Krebs has a write up on this discovery of the “Trojan Source” vulnerability. What makes this vulnerability unique is that it affects most computer code compilers and many SDEs. This is due to the issue lying with the Unicode encoding standard. This is the standard that translates characters regardless of language used to facilitate communication between computers. The problem was discovered with the bi-directional override that is used to display the order in which the characters appear. This override exists for switching the order of characters when going from a left-to-right reading language to a right-to-left, such as English to Arabic. These Bidi overrides can be used in comments and strings, which is a problem because most programming languages allow comments which all text within is ignored by the compilers. And most languages allow string literals that can contain special or control characters. As quoted from the research paper, “Therefore, by placing Bidi override characters exclusively within comments and strings, we can smuggle them into source code in a manner that most compilers will accept.

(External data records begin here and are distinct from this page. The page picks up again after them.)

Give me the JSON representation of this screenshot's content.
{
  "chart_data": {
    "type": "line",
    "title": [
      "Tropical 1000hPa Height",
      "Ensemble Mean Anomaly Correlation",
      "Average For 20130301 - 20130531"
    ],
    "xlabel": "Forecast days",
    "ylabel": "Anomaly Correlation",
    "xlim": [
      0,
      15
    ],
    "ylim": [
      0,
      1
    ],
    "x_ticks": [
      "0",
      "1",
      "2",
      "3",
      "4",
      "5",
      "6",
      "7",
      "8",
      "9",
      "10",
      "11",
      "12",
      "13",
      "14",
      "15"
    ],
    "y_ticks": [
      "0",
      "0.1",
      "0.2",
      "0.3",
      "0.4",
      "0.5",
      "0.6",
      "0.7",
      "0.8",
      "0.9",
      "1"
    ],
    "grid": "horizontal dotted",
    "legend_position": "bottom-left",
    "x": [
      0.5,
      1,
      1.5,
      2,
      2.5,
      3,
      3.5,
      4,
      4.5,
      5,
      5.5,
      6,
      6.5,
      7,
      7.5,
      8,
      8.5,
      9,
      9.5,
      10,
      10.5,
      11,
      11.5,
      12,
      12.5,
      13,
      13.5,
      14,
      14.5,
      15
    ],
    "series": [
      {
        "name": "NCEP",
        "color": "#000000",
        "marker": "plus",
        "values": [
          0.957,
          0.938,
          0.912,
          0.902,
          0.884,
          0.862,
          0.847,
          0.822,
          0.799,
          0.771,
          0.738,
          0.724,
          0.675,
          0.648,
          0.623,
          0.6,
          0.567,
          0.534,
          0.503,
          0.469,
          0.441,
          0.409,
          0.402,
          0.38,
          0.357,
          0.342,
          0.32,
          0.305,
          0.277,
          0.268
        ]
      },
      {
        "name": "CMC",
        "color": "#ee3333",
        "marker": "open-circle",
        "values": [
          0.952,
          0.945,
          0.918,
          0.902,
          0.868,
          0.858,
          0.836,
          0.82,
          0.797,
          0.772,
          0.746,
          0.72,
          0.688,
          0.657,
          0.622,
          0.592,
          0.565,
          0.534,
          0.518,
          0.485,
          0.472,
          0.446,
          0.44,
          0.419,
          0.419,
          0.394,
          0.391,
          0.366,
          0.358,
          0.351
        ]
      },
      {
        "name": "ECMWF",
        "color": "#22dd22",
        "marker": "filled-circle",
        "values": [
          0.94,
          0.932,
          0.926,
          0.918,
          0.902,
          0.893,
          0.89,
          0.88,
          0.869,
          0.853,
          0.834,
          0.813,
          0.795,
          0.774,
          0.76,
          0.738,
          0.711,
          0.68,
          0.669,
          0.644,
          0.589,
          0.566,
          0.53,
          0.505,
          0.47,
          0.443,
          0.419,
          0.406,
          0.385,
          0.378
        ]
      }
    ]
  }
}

Our key insight is that we can reorder source code characters in such a way that the resulting display order also represents syntactically valid source code”. This research paper highlights this issue for almost all computer languages and makes it a great opportunity for vendors to get ahead of this issue before it becomes a problem.
https://krebsonsecurity.com/2021/11/trojan-source-bug-threatens-the-security-of-all-code/#more-57367
This was an interesting read. I thought the following was particularly concerning:
“Any developer who copies code from an untrusted source into a protected code base may inadvertently introduce an invisible vulnerability”
This introduces an insidious attack vector given the prevalence of copying/pasting code from forums, etc.